İki yönlü kıskaç...

04:0019/11/2015, Perşembe
G: 13/09/2019, Cuma
Ali Bayramoğlu

Türkiye'de “taraf olma üzerinden siyasi algı”, her toplumsal ve siyasal gerginlikte önümüze dikilir, siyasi kültürümüz buna yatkındır.Konu Kürt meselesi, şiddet, terör eylemleri olunca, asayiş tedbirleri olunca gerginlik keskinleşir, zihinleri tam savaş iklimi kuşatır.Böyle bir evre 2011 yılının yaz aylarında başlamıştı. 14 Temmuz 2011'de Silvan'da PKK'nın saldırısı sonucu 13 asker hayatını kaybetmiş, bir ateşkes dönemi daha bitmişti. Kürt sorununun, terör eylemlerinin en kanlı evrelerinden birisi

Türkiye'de “taraf olma üzerinden siyasi algı”, her toplumsal ve siyasal gerginlikte önümüze dikilir, siyasi kültürümüz buna yatkındır.

Konu Kürt meselesi, şiddet, terör eylemleri olunca, asayiş tedbirleri olunca gerginlik keskinleşir, zihinleri tam savaş iklimi kuşatır.

Böyle bir evre 2011 yılının yaz aylarında başlamıştı. 14 Temmuz 2011'de Silvan'da PKK'nın saldırısı sonucu 13 asker hayatını kaybetmiş, bir ateşkes dönemi daha bitmişti. Kürt sorununun, terör eylemlerinin en kanlı evrelerinden birisi başlayacaktı. Yaklaşık olarak Çözüm Süreci'nin peşrevlerine kadar süren bu dönemde, 14 ayda 1000'in üzerinde insan hayatını kaybedecektir.

Sizi o günlerde kaleme aldığım bir yazıyı okumaya davet ediyorum:

“Siyasette, basında, kamuoyunda görünüm aynı: İki uç kutup iki uç tutum, iki uç açıklama…

Bu kutuplaşma sadece bir mücadele anlayışından ya da gerçeğinden kaynaklanmıyor. Aynı zamanda tarafların iki ayrı siyaset tanımından, iki ayrı Kürt meselesi tanımından yola çıkmasından ileri geliyor.

Siyasi iktidar aslında kendi açısından Kürt meselesinde oldukça önemli bir yol aldı. İnkar ve gayrimeşru araçlarla mücadele dönemine son verdi, temel hak ve özgürlerin alanını bir ölçüde genişletti, kültürel haklar konusunda kimi adımlar attı.

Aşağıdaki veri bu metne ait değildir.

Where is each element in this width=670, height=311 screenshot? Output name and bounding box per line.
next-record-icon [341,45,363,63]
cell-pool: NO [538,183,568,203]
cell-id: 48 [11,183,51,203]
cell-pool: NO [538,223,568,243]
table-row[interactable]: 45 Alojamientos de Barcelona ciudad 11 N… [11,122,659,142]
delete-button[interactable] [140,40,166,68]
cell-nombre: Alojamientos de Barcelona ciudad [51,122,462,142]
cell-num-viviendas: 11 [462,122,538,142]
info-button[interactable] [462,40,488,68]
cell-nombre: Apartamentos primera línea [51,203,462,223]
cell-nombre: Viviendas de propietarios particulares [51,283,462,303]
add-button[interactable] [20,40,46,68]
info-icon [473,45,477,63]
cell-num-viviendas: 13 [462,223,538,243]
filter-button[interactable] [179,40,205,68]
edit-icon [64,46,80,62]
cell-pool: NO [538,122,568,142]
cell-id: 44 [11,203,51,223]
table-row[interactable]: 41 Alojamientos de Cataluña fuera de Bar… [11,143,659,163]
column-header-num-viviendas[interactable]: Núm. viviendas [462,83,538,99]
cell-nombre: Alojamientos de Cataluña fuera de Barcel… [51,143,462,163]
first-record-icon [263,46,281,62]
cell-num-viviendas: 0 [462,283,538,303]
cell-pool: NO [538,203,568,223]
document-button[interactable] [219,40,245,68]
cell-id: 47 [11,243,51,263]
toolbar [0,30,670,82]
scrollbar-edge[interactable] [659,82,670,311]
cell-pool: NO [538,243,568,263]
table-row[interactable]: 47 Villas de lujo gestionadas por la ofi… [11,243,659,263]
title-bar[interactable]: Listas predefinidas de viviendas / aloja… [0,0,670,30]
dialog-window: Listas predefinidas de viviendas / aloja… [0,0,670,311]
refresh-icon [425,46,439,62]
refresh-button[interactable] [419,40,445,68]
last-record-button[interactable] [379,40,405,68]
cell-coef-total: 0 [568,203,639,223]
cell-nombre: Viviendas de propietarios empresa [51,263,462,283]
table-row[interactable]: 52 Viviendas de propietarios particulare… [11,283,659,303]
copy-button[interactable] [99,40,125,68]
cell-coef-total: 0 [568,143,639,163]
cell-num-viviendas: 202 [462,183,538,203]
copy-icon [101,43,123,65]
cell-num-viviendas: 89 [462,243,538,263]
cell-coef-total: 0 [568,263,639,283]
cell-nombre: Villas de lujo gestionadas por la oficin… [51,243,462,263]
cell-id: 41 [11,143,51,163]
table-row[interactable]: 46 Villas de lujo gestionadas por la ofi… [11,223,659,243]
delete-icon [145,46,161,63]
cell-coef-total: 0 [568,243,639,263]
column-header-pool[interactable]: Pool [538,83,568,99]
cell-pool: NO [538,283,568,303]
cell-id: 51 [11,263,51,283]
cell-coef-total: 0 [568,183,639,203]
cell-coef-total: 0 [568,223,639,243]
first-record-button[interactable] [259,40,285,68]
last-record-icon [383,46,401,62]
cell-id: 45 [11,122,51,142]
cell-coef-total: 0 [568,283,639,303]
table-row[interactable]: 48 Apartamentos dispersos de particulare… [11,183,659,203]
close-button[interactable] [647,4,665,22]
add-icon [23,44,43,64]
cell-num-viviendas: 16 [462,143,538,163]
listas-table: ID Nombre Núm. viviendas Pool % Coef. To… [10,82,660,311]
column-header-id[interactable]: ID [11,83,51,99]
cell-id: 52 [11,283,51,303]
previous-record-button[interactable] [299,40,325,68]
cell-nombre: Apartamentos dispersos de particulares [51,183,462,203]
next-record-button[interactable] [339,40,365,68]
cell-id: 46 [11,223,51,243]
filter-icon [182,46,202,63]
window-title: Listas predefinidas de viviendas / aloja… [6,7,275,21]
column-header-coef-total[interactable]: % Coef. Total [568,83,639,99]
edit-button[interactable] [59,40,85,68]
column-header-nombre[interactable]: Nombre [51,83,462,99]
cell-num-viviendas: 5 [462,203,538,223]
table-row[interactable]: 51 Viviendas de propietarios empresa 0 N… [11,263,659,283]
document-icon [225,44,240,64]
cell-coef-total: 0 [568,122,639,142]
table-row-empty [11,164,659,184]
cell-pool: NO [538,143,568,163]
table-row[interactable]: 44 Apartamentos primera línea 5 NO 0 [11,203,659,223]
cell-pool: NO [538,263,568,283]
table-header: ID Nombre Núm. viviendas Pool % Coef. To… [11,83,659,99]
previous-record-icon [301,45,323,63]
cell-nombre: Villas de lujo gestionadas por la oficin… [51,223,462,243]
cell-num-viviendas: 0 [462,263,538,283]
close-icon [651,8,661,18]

Bugün şunu söylemek yanlış olmaz: AK Parti asayiş nesnesi olmanın ötesinde bir Kürt sorunu varlığını kabul ediyor ve bu sorunu çözmek istiyor. Ancak kendi öngördüğü çerçevede, soruna ve çözüme bakışı da doğal olarak bu çerçeveden besleniyor.

Çerçeve ise şu: Genel bir demokratikleşme üzerinden Kürtlerin kimlik haklarını bireysel bazda kullanacağı, kültürel kimliğin önündeki sembolik engellerin kaldırılacağı, bunlar üzerinden ve ayrıca hizmet ve siyaset mekanizmasıyla “entegrasyon”un sağlanacağı bir “çözüm”…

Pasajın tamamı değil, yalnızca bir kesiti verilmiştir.